# Πριν απ' τα SMS υπήρχαν τηλεγραφικοί κώδικες



## Earion (Jun 29, 2011)

We never tire of hearing that new things are really old, so it was especially pleasing to come across, in a “distillation” of his previous compilations, _Schott’s Quintessential Miscellany_ by Ben Schott (Bloomsbury, £ 12.99), a list of words used in telegrams as abbreviations of longer phrases, to save money with the carriers. The nineteenth-century equivalents of the tweeter’s “LOL” or “IMHO” seem unnervingly precise.
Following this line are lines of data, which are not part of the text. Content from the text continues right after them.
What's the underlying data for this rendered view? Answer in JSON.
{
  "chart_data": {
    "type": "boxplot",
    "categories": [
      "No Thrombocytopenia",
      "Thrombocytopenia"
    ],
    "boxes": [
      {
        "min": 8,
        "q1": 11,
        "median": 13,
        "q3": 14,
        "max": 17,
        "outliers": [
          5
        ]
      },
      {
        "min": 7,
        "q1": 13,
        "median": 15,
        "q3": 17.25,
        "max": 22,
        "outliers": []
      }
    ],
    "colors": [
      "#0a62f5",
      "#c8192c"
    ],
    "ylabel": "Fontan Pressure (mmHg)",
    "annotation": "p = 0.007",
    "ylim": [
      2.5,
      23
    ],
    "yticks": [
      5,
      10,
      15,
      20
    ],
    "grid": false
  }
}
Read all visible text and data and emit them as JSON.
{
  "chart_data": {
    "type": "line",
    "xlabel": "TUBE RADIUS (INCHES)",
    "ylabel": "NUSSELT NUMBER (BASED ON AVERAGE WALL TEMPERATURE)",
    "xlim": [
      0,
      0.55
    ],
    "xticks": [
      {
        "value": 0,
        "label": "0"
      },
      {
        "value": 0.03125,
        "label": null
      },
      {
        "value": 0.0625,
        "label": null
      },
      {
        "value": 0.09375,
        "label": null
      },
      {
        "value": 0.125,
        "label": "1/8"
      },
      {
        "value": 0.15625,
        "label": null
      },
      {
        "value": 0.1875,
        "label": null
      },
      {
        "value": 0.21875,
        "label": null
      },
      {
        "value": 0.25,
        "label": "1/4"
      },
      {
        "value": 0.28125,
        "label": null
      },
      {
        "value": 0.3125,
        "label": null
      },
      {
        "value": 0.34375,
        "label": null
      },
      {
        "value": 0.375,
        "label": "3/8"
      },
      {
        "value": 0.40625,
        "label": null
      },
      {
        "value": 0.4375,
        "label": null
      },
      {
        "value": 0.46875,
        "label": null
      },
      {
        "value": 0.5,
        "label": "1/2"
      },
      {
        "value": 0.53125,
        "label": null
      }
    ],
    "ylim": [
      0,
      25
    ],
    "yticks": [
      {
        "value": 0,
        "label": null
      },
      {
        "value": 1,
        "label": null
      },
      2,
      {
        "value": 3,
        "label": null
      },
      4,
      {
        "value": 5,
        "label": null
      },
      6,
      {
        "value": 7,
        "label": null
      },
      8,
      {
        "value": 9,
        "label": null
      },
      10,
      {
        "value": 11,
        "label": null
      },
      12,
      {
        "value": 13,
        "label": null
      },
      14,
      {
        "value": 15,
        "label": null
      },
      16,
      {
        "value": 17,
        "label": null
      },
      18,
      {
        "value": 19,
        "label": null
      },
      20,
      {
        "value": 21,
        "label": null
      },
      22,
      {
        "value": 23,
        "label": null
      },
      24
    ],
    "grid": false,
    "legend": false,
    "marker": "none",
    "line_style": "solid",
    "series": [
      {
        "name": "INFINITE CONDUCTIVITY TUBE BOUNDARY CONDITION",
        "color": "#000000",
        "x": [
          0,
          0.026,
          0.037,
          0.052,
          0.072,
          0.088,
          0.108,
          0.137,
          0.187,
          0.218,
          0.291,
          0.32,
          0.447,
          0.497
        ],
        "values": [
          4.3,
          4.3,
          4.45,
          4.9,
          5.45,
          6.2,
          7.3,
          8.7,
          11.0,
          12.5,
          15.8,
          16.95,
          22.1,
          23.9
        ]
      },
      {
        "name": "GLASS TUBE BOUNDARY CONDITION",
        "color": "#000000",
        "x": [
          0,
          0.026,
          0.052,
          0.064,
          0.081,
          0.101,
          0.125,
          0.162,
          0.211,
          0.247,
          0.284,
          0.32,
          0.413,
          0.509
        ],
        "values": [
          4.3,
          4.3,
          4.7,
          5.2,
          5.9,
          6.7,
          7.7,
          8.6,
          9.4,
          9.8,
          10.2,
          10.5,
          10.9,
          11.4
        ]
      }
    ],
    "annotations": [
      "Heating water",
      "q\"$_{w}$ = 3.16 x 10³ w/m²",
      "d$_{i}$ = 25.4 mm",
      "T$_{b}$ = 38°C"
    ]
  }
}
If a message read “Titmouse, but Amphimacer”, the bearer of _The Anglo-American Telegraphic Code_ (1891) would swiftly deduce that she was being told, “I accept with pleasure your invitation for the theatre tomorrow evening, but you must send my allowance immediately”. The other selections read like notes for a Victorian melodrama, including “Roselite”: “resistance is useless”; “Emication”: “the epidemic has broken out again”; and “Evidential”: “a gunpowder explosion has occurred”.

Για να χρησιμεύσει ως στοιχείο στο φάκελο «Γκρίκλις».
TLS, 17 Ιουνίου 2011, σ. 32​


----------